From a didactic point of view
I generally avoid introducing definitions without some motivation. For very central and recurring elements like the dot product it is hard to demonstrate the true importance before bringing the definition $-$ already for notational reasons.
But what can be done is computing at least two of the above toy problems and therefore demonstrating the recurrent character of this element in naturally occuring tasks.
Only after this definition has proven its usefulness in certain relevant problems it is appropriate to give definitions which are more like theorems:
- This definition is the only way to define a bi-linear multiplication on vectors that yields scalar and also gives $\mathbf e_1\cdot\mathbf e_1=1$ and $\mathbf e_2\cdot\mathbf e_2=1$ for $\mathbf e_1=(1,0)$ and $\mathbf e_2=(0,1)$.
or which are mainly based on further unmotivated axioms:
- A dot product is a symmetric, positive definite bilinear-form.
There can be many answers to your question but let me explain my thoughts.
First, as you have noticed the inner product isn't really a product in the usual sense , since the output is not again an element of $\mathbb{R^n}$ but rather just a real number (and that's why it is called "inner"). Now, in a really down to earth sense , the inner product is tool to measure angles. In fact the formal way to define the angle of two elements of $\mathbb{R^n}$ is $θ=\cos^{-1}(\frac{<υ,ν>}{<υ,υ>\cdot<v,v>})$.

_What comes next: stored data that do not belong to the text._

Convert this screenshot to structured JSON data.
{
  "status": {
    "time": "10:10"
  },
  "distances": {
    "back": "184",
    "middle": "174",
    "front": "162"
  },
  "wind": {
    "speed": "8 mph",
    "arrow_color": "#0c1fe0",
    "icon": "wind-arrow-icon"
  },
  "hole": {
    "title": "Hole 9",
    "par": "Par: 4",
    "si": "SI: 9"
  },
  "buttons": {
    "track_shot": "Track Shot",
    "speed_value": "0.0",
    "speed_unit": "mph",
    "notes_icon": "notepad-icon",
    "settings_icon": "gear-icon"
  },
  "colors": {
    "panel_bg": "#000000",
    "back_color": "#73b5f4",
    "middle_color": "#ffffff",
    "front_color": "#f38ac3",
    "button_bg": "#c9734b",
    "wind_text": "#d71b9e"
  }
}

Why are we defining the inner product that way? Taking cue from the properites of the usual , Euclidian inner product, we say that any billiniar form in a vector space ( a function that takes 2 vectors and spits a number) is called an inner product if it satisfies certain axioms (see wikipidia's article). One can see that in Euclidian Spaces all inner products stem from the standart one with an appropriate change of basis. So that answers why we define the opperation like that.
What good is the inner product for? The parallelogram law of course! $||x||^2+||y||^2=\frac{||x+y||^2+||x-y||^2}{2}$ which is easily verified using that $||x||^2=<x,x>$ ( it is a hard and surprising theorem that if you have a normed space with a parallelogram law you also have an inner product!)This property is not only a generalisation of good old Pythagora's Theroem but it is really the essential tool to prove geometric properties of linear spaces. If you search about Hilber Spaces and Banach Spaces you will come to realise how usefull this is.
Finally, why not define multiplication pointwise ? Simply, because it is useless! Pointwise multiplication really has no good properties and I haven't seen any good usage of it. It is really hard to define multiplication between vectors of $\mathbb{R^n}$ that returns another vector of $R^n$ and in fact it is really surprising (and deep) theorem that you cannot always do it ( indeed such a multiplication exists only in $\mathbb{R}$,$\mathbb{R^2}$,$\mathbb{R^4}$ and $\mathbb{R^8}$ but it gets progressively "weaker". Wikipidias article on Quartenions&Octonions).
TL;DR : We want a function that measures angles and especially orthogonality and this definition is the simplest we can get.
The law of cosines in elementary Euclidean geometry gives a formula relating angles and lengths. When interpreted with coordinates and Pythagoras theorem is applied, isolating the angle componenet gives rise to the Cauchy-Schwarz inequality involving the standard inner product. This is why the standard inner product is defined the way it is.
Here is a physicist point of view. A dot product is a projection of one vector onto another. Define each vector in polar coordinates p=p (Cos($\theta_p$),Sin($\theta_p$)) and q=q (Cos($\theta_q$),Sin($\theta_q$)). The dot product gives you p.q=pq (Cos($\theta_p$).Cos($\theta_q$)+Sin($\theta_p$),Sin($\theta_q$))=pq Cos($\theta_p$-$\theta_q$), which depends on the difference angle between the 2 vectors. With a little bit of geometry:
You can see the dot product is the component of vector p along q. In fact, this formula can be generalized to any dimension because you can always define vectors in polar coordinates.